JSTOR: A Global System for Monitoring Ecosystem Service Change | FuturICT Journal Publications | Scoop.it

"A Global System for Monitoring Ecosystem Service Change

 

Dr. Heather M. Tallis, Dr. Harold A Mooney, Dr. Sandy J Andelman,, Dr. Patricia Balvenera, Prof. Wolfgang Cramer, Mr. Daniel Karp, Prof. Stephen Polasky, Dr. Belinda Reyers, Dr. Taylor Ricketts, Prof. Steven Running,, Dr. Kirsten Thonicke, Britta Tietjen and Ariane Walz

 

Earth’s life-support systems are in flux, yet no centralized system to monitor and report these changes exists.
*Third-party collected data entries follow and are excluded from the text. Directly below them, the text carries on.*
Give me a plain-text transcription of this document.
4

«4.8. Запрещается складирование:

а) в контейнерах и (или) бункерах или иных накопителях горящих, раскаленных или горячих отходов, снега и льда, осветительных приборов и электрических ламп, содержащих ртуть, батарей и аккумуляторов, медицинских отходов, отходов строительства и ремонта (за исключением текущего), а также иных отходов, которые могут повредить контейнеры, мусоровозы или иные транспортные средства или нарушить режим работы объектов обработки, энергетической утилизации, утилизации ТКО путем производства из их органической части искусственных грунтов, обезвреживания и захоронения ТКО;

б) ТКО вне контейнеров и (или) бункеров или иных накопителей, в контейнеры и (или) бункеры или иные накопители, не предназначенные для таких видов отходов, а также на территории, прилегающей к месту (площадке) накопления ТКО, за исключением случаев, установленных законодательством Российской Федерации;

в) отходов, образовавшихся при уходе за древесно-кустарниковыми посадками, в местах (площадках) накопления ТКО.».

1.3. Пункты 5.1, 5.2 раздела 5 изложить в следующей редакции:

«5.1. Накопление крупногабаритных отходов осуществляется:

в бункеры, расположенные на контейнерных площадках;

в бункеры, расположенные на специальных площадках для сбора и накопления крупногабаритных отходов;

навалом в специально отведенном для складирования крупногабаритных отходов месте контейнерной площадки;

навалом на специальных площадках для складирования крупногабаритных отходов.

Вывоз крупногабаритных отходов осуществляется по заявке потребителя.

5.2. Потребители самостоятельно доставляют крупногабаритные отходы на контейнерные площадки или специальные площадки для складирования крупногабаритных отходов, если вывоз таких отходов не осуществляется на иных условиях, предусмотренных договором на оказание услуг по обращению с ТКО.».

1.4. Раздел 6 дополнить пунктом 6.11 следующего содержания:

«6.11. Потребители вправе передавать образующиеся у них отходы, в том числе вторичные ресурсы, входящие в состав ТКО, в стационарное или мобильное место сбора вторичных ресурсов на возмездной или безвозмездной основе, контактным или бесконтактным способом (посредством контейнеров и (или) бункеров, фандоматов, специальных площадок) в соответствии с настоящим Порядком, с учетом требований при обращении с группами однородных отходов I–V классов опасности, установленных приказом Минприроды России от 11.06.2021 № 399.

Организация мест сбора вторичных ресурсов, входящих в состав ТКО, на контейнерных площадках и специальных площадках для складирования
Recognizing this, 77 nations agreed to establish the Group on Earth Observations (GEO). The GEO Biodiversity Observation Network (GEO BON) integrates existing data streams into one platform in order to provide a more complete picture of Earth’s biological and social systems. We present a conceptual framework envisioned by the GEO BON Ecosystem Services Working Group, designed to integrate national statistics, numerical models, remote sensing, and in situ measurements to regularly track changes in ecosystem services across the globe. This information will serve diverse applications, including stimulating new research and providing the basis for assessments. Although many ecosystem services are not currently measured, others are ripe for reporting. We propose a framework that will continue to grow and inspire more complete observation and assessments of our planet’s life-support systems."